Desserts from the United Kingdom are more popular than ever, thanks in part to The Great British Baking Show. The bake off has introduced viewers in the States to all kinds of intriguing British recipes like Victoria sponge, Bakewell Tarts and sticky toffee pudding. But one of the most visually stunning bakes is this Battenberg cake recipe.
Word has it that Queen Elizabeth has requested a Battenberg cake for her upcoming platinum jubilee celebration to mark 70 years on the throne. It’s just one of the foods the Queen loves to eat.
What is Battenberg Cake?
Battenberg Cake was created in 1884 as the royal wedding cake for Princess Victoria, granddaughter of Queen Victoria, and her husband Prince Louis of the Battenberg family.
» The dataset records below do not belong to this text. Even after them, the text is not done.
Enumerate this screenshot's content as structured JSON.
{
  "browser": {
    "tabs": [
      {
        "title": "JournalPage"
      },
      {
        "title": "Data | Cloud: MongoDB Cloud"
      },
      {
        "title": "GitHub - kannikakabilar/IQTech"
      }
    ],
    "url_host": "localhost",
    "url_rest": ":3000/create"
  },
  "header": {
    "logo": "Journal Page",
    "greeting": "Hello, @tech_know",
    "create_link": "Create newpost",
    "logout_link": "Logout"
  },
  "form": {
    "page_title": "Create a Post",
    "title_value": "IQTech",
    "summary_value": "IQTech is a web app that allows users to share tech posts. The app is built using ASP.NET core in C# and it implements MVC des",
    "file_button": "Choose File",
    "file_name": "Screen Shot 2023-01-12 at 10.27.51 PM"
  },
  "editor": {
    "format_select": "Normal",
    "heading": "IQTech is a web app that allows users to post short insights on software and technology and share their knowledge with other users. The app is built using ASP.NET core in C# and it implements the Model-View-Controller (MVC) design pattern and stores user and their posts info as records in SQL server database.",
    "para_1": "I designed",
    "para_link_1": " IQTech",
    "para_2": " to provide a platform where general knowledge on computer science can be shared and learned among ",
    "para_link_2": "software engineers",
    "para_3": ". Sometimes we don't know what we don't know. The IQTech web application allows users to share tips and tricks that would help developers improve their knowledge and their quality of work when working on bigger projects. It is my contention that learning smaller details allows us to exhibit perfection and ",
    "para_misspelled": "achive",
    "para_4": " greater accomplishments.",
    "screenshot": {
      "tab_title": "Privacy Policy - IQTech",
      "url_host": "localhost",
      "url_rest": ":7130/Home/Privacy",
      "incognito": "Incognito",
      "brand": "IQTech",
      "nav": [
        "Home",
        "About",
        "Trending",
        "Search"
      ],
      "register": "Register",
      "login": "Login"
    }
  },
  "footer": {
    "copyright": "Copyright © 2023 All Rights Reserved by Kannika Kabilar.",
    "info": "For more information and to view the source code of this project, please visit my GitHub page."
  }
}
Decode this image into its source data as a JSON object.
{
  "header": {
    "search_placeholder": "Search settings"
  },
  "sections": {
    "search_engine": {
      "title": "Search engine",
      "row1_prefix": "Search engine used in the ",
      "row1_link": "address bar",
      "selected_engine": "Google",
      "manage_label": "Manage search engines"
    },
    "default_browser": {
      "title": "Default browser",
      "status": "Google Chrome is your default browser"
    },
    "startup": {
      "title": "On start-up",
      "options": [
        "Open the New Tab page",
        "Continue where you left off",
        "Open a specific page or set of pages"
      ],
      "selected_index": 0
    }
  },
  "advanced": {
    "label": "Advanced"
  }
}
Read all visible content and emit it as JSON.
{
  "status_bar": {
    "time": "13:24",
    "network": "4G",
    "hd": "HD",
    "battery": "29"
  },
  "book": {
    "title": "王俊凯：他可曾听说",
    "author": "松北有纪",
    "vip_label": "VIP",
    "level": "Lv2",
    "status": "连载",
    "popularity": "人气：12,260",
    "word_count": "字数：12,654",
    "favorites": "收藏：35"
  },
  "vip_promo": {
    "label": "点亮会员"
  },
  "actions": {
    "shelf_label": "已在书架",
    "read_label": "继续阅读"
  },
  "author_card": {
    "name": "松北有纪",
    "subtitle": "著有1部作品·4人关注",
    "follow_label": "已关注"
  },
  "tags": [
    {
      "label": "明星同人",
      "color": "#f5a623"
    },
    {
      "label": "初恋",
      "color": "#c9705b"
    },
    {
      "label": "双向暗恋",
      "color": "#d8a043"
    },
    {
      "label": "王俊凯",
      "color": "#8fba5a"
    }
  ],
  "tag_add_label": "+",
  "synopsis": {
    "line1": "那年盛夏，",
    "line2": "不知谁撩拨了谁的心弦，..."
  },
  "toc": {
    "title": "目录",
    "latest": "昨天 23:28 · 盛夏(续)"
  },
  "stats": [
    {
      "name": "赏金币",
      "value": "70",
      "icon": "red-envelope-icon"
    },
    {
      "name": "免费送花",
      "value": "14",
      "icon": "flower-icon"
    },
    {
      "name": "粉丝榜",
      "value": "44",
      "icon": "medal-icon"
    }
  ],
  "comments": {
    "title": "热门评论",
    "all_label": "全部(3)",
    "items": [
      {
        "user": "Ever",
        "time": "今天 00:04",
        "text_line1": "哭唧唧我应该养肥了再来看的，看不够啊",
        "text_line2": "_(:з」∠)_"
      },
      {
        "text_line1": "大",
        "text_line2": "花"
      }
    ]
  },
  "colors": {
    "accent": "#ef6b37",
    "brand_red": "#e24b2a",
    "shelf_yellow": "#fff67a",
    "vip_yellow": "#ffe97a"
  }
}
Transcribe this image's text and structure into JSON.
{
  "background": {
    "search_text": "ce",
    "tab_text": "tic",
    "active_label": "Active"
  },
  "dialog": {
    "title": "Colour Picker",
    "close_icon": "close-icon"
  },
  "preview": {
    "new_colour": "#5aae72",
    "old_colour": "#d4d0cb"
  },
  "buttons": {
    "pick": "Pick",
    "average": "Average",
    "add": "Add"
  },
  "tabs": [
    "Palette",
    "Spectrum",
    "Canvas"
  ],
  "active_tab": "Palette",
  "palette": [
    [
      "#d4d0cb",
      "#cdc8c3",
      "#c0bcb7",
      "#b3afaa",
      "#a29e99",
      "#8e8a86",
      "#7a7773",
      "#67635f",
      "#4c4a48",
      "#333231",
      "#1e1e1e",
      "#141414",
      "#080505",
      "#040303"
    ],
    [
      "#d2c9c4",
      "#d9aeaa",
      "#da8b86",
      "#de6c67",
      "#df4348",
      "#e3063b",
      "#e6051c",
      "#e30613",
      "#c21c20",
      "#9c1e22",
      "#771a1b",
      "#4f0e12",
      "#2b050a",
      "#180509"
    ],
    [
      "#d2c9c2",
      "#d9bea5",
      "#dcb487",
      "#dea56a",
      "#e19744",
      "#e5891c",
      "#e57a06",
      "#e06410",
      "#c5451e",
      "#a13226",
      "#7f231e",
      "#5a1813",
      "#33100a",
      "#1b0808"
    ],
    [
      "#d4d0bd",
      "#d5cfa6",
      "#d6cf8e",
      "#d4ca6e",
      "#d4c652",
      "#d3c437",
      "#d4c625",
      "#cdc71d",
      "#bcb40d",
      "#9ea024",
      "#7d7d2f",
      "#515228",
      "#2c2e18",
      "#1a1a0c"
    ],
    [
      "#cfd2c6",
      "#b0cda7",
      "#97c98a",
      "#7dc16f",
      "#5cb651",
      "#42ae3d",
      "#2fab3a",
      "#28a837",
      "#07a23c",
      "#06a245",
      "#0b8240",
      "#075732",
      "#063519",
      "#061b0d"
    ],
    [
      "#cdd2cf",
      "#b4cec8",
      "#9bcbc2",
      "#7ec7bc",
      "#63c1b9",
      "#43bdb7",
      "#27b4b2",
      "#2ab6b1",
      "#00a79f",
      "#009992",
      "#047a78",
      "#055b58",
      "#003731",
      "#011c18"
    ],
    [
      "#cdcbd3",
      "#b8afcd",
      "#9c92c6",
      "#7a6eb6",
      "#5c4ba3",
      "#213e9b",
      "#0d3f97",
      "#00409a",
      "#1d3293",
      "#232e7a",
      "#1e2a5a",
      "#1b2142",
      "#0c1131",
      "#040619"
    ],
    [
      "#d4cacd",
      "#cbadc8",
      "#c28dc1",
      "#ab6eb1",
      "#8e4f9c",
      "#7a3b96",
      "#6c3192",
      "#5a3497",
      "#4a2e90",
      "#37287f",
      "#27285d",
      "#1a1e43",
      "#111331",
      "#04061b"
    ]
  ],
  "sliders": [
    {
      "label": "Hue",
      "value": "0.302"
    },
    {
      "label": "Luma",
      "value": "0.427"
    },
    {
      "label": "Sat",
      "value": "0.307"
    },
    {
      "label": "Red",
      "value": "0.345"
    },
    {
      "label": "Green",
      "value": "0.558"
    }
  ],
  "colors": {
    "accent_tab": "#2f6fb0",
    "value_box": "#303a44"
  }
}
Though the prince eventually changed his name to Mountbatten during World War I, the name of this cake stayed the same. The most recognizable feature of a British Battenberg cake is the checkerboard pattern inside the slices, traditionally made with pink and yellow cake. The strips of almond-flavored sponge are held together with a generous brushing of apricot jam, then wrapped in a layer of rolled marzipan.
Battenberg cake is one of many classic British foods!
What is marzipan?
This sweet confection is a blend of ground almonds and sugar. Look for tubes of the thick paste stocked in the baking aisle of stores from producers like Odense. Marzipan is thick enough to cover cakes, much like fondant. It’s also used to add sweet almond flavor to other baked goods, like apple tarts.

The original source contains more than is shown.